Emerging infectious diseases such as COVID-19 and Disease X, which was detected in the Democratic Republic of the Congo in early December 2024, underscore the importance of developing new virucidal, antiviral, and antimicrobial compounds. The virucidal activity of natural products, including tiliacorinine (1), dioscorine (2), racemosol (3), and terrein (4), against influenza A virus (H1N1), human coronavirus 229E (HCoV-229E), severe acute respiratory syndrome coronavirus 2 (SARS-CoV-2), and enterovirus 71 (EV71) were evaluated using the American Society for Testing and Materials E1053–20 method. Racemosol (3) from Bauhinia malabarica had the most potent virucidal activity against the H1N1, HCoV-229E, and SARS-CoV-2 viruses, followed by terrein (4), a metabolite of the fungus Aspergillus terreus.
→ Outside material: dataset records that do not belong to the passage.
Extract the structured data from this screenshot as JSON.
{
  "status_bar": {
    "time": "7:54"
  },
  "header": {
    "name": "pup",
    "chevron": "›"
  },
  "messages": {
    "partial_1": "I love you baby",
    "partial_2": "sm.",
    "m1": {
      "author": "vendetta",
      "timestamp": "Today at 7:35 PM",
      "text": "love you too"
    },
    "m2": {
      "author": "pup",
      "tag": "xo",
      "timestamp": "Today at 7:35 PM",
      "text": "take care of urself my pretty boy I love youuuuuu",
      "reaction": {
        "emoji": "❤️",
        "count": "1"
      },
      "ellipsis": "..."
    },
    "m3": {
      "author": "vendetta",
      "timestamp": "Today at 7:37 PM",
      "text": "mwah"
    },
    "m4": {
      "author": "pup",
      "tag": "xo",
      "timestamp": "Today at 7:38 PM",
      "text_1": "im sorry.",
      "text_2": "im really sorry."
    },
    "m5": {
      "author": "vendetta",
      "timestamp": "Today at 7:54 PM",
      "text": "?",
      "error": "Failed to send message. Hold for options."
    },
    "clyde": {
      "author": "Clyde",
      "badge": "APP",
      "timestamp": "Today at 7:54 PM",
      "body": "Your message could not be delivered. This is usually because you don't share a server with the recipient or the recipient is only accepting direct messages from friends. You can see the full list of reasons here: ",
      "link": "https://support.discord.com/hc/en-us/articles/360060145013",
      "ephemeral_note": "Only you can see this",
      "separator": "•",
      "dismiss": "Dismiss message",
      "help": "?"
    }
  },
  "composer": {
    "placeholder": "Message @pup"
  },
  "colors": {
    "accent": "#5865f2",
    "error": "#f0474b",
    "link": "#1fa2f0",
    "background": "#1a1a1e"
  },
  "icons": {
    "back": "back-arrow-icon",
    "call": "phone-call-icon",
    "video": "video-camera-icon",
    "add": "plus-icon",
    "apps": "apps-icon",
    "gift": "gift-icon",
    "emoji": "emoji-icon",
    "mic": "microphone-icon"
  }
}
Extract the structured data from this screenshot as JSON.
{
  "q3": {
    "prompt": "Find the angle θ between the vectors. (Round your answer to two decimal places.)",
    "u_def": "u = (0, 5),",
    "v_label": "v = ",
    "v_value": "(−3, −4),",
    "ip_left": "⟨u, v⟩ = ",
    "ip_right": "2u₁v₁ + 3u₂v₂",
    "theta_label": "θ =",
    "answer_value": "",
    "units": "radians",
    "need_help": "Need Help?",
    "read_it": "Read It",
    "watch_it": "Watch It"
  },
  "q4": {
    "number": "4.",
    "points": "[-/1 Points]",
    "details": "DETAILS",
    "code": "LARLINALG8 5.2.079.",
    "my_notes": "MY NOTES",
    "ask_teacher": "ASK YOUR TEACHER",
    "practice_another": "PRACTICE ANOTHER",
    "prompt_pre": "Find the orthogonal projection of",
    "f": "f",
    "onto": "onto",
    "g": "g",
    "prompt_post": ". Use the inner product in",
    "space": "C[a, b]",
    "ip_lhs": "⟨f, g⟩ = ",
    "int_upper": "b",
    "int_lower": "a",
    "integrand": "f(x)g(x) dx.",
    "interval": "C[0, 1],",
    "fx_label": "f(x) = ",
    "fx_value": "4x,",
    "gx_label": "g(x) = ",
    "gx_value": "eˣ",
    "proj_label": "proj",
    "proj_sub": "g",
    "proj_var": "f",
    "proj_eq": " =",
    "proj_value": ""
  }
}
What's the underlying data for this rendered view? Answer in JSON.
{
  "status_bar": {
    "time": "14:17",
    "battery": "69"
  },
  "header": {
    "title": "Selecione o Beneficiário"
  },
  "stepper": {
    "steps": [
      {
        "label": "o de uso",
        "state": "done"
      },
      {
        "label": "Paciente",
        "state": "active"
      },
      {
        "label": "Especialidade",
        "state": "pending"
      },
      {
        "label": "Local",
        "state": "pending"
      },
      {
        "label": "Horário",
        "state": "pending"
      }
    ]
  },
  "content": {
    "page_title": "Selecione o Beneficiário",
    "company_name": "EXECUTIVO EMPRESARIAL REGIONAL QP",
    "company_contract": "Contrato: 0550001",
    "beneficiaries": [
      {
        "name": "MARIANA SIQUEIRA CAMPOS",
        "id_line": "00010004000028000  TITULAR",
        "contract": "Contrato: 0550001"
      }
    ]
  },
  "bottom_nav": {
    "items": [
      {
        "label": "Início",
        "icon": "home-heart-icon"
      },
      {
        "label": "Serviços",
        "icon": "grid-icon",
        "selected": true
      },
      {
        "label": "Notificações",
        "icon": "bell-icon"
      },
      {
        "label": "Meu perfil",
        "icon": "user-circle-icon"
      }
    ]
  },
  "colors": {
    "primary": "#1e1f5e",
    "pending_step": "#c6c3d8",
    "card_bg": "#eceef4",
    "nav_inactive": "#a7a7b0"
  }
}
Racemosol (3) exhibited virucidal activity with a log reduction of 4 (99.99 % viral reduction) against H1N1, HCoV-229E, and SARS-CoV-2 at a concentration of 0.1250 mg/mL. The alkaloids tiliacorinine (1) from Tiliacora triandra and dioscorine (2) from Dioscorea hispida exhibited weaker virucidal activity than racemosol (3) and terrein (4). Compounds 1, 2, and 4 showed weak virucidal activity against the EV71 virus, while racemosol (3) displayed moderate activity with a log reduction of 3.813 at the concentration of 0.1250 mg/mL. This work underscores the importance of natural products as sources of virucidal agents, which may be useful for the future threats of emerging and re-emerging viral diseases.